北欧諸国首脳からは、深刻化する北極圏の温暖化を受け、北極圏開発においても二酸化炭素排出量や排出ごみの削減、「グリーン・フィロソフィー(緑の哲学)」に基づく生活環境の整備などの必要性が訴えられた。しかし、モデレーターの質問の大部分は安全保障問題や欧米の対ロシア制裁、原油価格の動向など北極圏以外のテーマに割り振られ、各国首脳が北極圏開発に関し議論を深める場面はほとんど見られなかった。

なお、同フォーラムに関連して、連邦政府内で北極圏開発政策を取りまとめるユーリ・トルトネフ副首相兼ロシア極東連邦管区大統領全権代表は4月9日、北極圏への投資に対する優遇政策法案は7月1日までに議会に提出されるとの見通しを明らかにしている。
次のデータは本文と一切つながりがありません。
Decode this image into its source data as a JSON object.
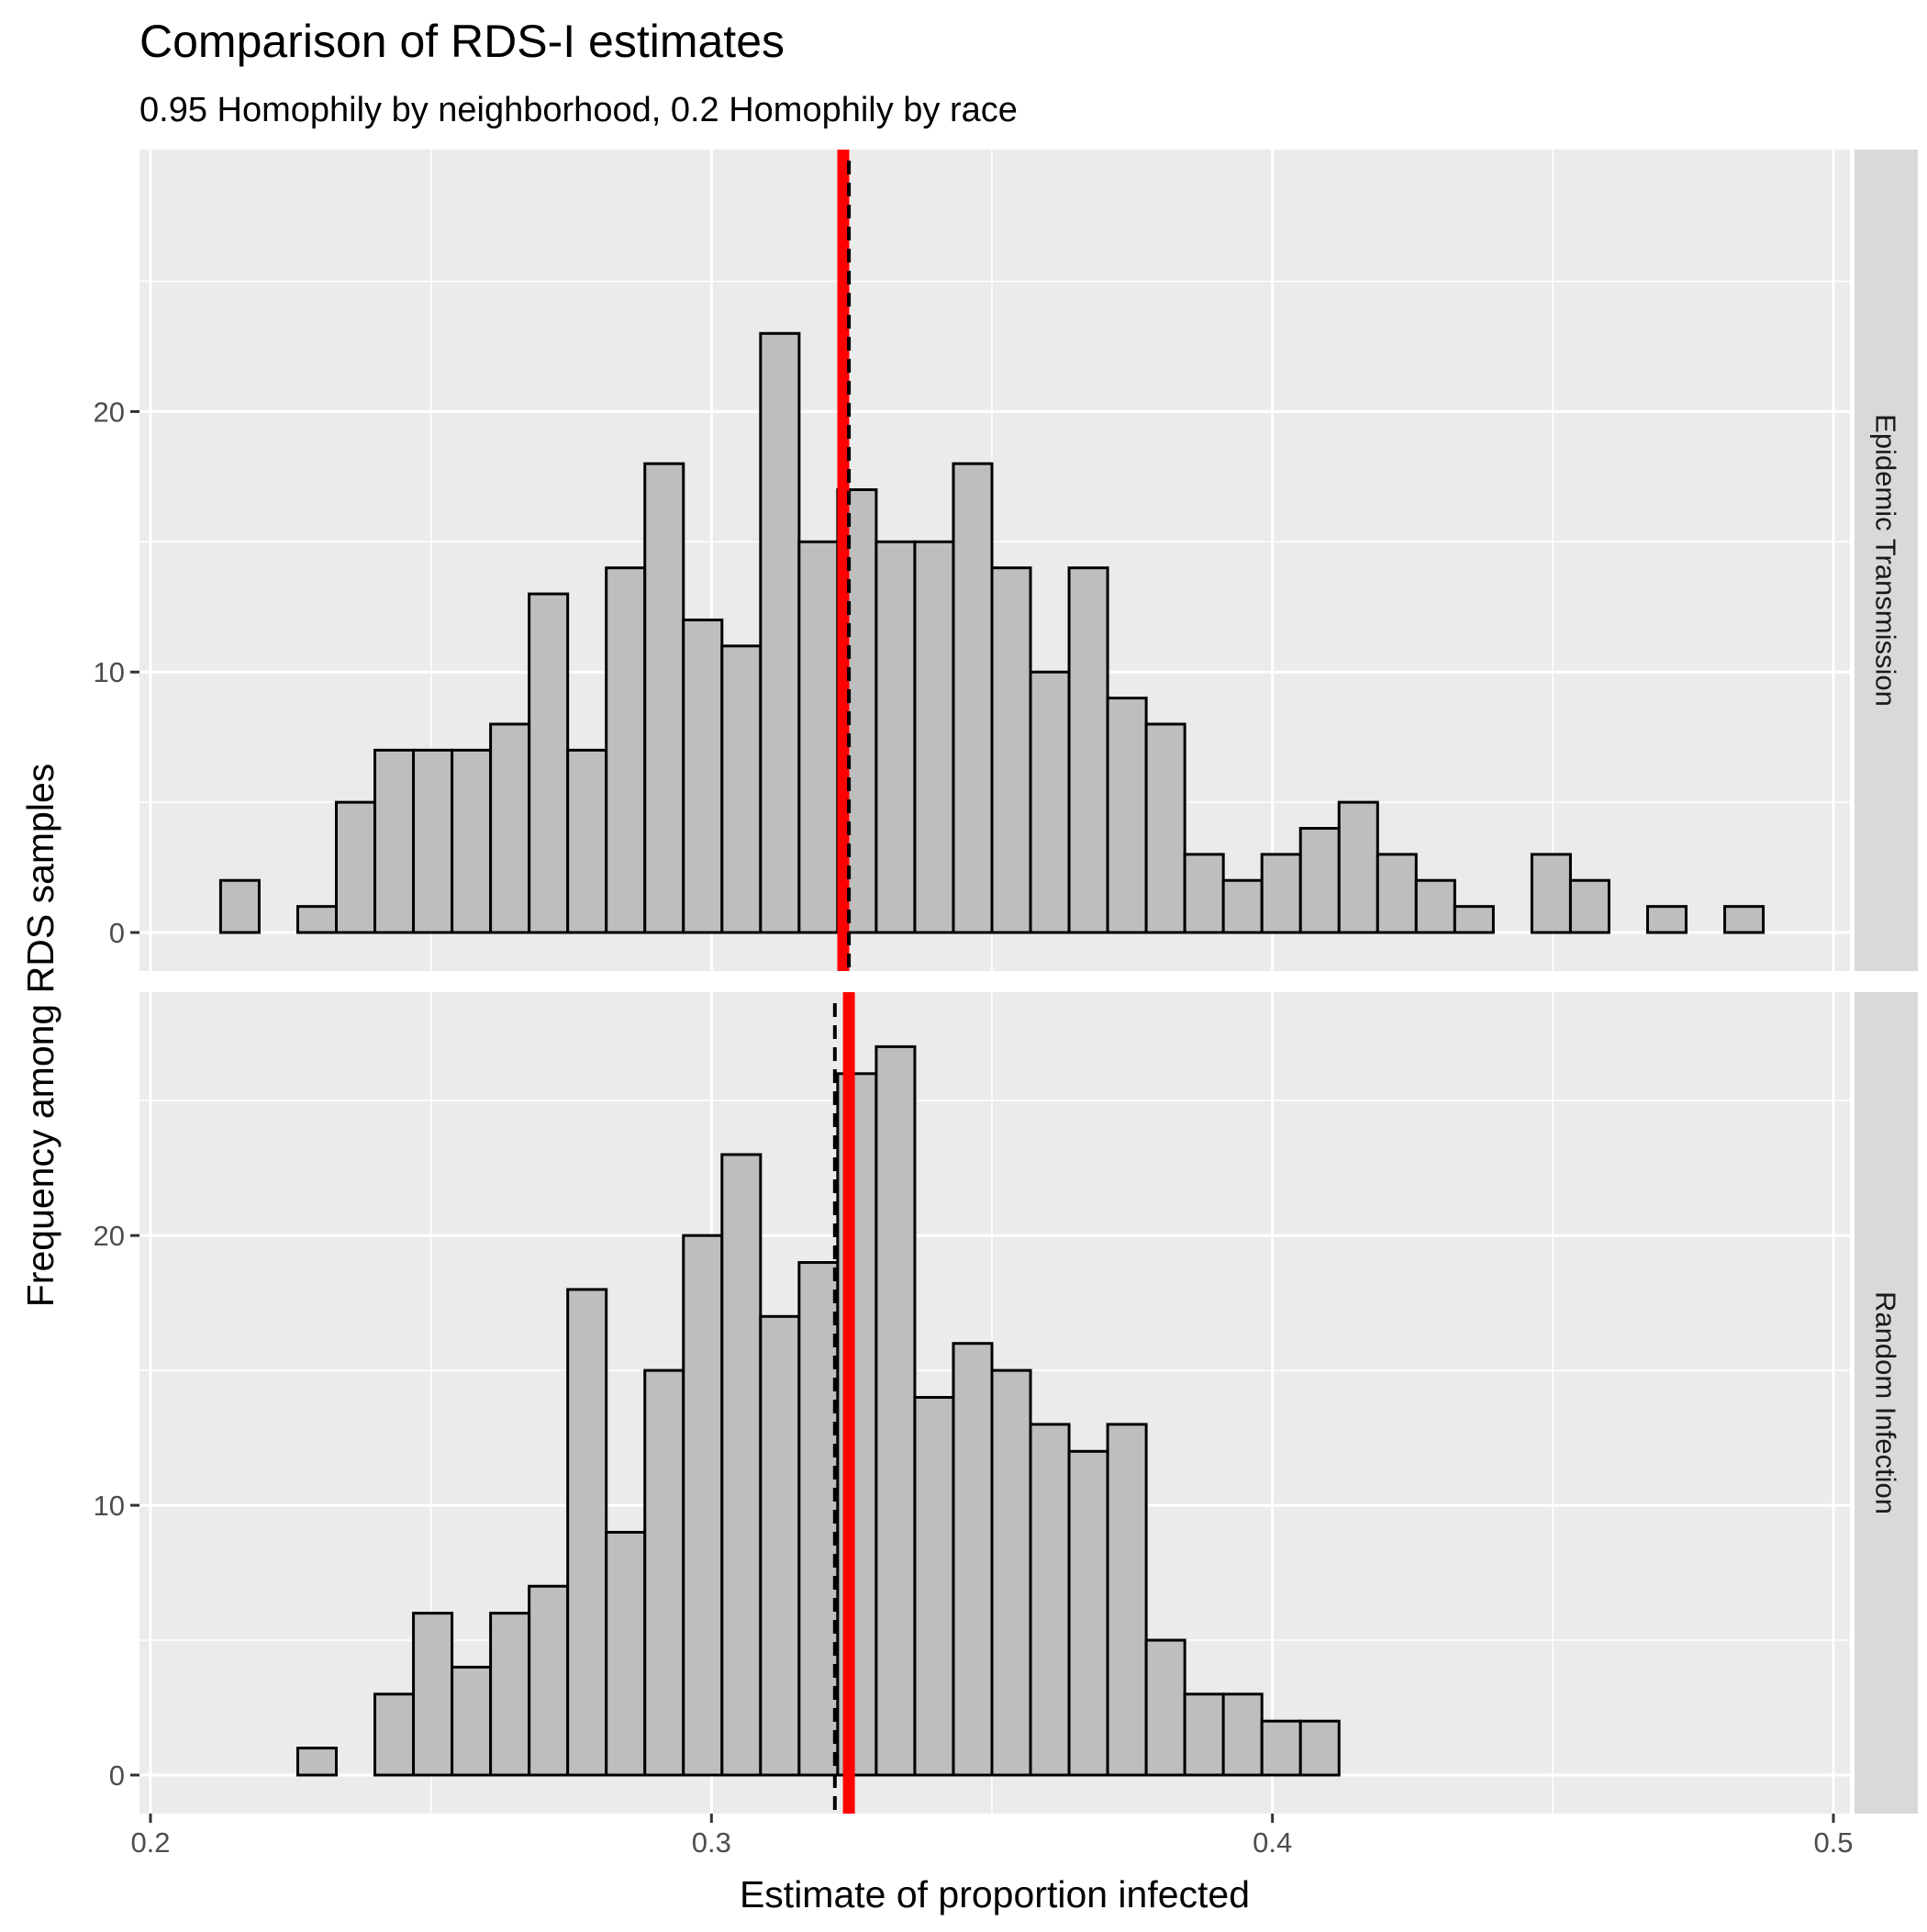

また、アレクサンドル・コズロフ・ロシア極東・北極圏発展相は「(同じく政府が発展に力を入れる)ロシア極東と比べても、自然環境が厳しくインフラもない北極圏への民間投資には、何倍もの支援・優遇が必要になる」と、政府支援の比重がより重くなる可能性を指摘している。

(注)現在、カナダ、デンマーク、フィンランド、アイスランド、ノルウェー、ロシア、スウェーデン、米国が加盟。日本や中国を含む13カ国の政府、その他組織や団体がオブザーバーとして参加している。現在の議長国はフィンランドで、2019年5月からはアイスランド、2021年からはロシアが議長国となる(任期は2年)。